According to one report, they attempted to send a little girl to a nearby spring for water, dressed in white, and she was fired upon, but escaped unharmed back to the camp. When two emigrant horsemen attempted to retrieve water, one was shot while another escaped, but not before seeing that the shooter was a white man.

On September 9, local Mormon leader Isaac C. Haight and his counselor Elias Morris visited Dame in Parowan, where the council decided that the militia would allow the emigrants to pass safely. After the Parowan council meeting, however, Haight spoke with Dame confidentially, relating the information that the emigrants probably already knew that Mormons were involved in the siege.
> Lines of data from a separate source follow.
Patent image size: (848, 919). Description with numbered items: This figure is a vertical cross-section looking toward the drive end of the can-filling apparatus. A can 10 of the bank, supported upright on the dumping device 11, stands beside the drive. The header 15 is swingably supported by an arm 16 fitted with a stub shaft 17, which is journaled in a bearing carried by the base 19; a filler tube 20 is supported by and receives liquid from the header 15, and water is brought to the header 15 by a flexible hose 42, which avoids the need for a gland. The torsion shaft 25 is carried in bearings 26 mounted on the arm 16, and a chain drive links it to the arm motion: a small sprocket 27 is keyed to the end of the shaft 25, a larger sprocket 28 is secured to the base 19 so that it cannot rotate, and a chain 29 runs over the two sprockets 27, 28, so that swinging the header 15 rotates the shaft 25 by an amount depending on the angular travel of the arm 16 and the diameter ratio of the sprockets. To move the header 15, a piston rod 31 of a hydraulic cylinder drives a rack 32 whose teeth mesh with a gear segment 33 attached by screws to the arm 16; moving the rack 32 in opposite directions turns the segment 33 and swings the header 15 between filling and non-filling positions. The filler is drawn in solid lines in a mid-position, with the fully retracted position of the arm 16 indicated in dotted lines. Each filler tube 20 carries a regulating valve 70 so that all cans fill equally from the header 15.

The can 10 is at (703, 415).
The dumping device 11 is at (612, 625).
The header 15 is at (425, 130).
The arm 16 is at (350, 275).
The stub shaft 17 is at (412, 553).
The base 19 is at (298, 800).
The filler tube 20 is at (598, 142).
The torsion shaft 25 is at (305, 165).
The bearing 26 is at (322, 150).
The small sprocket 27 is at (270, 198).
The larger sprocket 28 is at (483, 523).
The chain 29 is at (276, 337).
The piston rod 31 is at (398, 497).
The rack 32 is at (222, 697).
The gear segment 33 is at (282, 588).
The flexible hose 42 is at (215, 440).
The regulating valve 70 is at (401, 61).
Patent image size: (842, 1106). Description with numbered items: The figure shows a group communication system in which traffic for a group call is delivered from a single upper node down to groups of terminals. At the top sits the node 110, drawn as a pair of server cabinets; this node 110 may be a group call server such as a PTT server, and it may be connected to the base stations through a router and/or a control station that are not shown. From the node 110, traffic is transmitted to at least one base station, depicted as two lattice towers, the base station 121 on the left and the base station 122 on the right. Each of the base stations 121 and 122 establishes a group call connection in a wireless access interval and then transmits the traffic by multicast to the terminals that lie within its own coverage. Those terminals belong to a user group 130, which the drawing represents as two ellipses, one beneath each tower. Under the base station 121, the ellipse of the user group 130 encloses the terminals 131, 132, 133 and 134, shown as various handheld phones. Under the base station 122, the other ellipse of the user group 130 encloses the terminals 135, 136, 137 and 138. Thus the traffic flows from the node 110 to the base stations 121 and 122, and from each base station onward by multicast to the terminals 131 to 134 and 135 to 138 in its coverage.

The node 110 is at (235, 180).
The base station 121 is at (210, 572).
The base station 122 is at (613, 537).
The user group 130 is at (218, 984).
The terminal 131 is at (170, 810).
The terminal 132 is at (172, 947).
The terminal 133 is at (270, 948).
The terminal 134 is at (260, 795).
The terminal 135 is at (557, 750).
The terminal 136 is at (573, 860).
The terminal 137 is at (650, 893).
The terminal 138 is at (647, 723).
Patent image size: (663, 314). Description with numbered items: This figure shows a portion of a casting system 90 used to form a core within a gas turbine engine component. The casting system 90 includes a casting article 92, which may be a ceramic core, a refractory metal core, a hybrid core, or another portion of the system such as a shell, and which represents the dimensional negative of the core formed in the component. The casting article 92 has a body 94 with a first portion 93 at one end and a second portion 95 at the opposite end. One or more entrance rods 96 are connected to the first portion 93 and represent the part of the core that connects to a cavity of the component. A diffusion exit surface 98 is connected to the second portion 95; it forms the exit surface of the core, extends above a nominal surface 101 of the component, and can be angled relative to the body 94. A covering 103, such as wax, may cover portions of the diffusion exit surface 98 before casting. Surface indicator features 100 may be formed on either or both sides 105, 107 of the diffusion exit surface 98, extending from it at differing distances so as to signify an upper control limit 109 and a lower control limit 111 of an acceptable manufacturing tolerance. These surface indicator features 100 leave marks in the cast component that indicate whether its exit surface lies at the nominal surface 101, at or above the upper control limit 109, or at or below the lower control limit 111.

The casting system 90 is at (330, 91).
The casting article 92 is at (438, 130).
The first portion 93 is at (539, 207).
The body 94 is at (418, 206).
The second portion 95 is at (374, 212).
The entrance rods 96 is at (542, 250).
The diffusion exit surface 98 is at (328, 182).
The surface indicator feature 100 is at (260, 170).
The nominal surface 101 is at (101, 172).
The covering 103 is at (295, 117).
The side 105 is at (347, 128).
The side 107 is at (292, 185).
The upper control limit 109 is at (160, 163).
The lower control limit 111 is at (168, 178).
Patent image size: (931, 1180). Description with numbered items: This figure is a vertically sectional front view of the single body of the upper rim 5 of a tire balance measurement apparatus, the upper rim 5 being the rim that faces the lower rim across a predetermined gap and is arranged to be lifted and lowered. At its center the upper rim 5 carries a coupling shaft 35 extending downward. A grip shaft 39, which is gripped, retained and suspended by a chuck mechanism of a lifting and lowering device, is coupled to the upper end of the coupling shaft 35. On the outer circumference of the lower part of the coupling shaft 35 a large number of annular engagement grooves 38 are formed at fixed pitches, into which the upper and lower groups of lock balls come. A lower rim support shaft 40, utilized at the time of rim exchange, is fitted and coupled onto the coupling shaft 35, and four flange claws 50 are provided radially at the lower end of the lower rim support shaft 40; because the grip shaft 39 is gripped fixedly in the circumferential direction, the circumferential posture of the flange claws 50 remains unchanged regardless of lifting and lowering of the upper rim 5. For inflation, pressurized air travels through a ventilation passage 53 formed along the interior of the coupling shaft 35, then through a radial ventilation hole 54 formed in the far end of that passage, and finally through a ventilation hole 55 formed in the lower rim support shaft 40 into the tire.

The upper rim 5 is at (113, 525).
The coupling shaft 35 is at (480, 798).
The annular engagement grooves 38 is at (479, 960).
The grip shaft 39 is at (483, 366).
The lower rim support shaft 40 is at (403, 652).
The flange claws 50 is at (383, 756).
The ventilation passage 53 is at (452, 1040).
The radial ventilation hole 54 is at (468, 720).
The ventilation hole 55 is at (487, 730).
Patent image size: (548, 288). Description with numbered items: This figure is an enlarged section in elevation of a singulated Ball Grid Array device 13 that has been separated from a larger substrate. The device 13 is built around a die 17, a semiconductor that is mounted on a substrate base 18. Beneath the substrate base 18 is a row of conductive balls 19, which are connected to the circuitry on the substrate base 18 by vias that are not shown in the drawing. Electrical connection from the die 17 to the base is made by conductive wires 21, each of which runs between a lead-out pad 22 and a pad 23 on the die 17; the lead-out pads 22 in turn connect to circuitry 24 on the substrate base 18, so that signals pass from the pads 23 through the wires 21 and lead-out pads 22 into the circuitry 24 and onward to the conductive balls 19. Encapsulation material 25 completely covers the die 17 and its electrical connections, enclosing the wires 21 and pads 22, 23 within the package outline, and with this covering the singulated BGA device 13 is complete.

This information changed Dame's mind, and he reportedly authorized a massacre.

==The Massacre==

Following orders from Haight in Cedar City, 35 miles (56 km) away, on Friday, September 11, John Higbee ordered a group of militiamen not in disguise to march and stand in a formal line a half-mile from the Baker–Fancher party, then John D. Lee and William Batemen approached the Baker–Fancher party wagons with a white flag. Lee told the battle-weary emigrants he had negotiated a truce with the Paiutes, whereby they could be escorted safely to Cedar City under Mormon protection in exchange for leaving all their livestock and supplies to the Native Americans. Accepting this, they were split into three groups. Seventeen of the youngest children along with a few mothers and the wounded were put into wagons, which were followed by all the women and older children walking in a second group. Bringing up the rear were the adult males of the Baker–Fancher party, each walking with an armed Mormon militiaman at his right. Making their way back northeast towards Cedar City, the three groups gradually became strung out and visually separated by shrubs and a shallow hill. After about 1.5 miles (2 kilometers) Higbee gave the prearranged order, "Do Your Duty!" Each Mormon then turned and killed the man he was guarding. All of the men, women, older children and wounded were massacred by the Mormon militia and Paiutes who had hidden nearby. Approximately seventeen children were spared because of their young age, and were taken in by local Mormon families.

All of the Mormon participants in the massacre were then sworn to secrecy. The many dozens of bodies were hastily dragged into gullies and other low lying spots, then lightly covered with surrounding material which was soon blown away by the weather, leaving the remains to be scavenged and scattered by wildlife.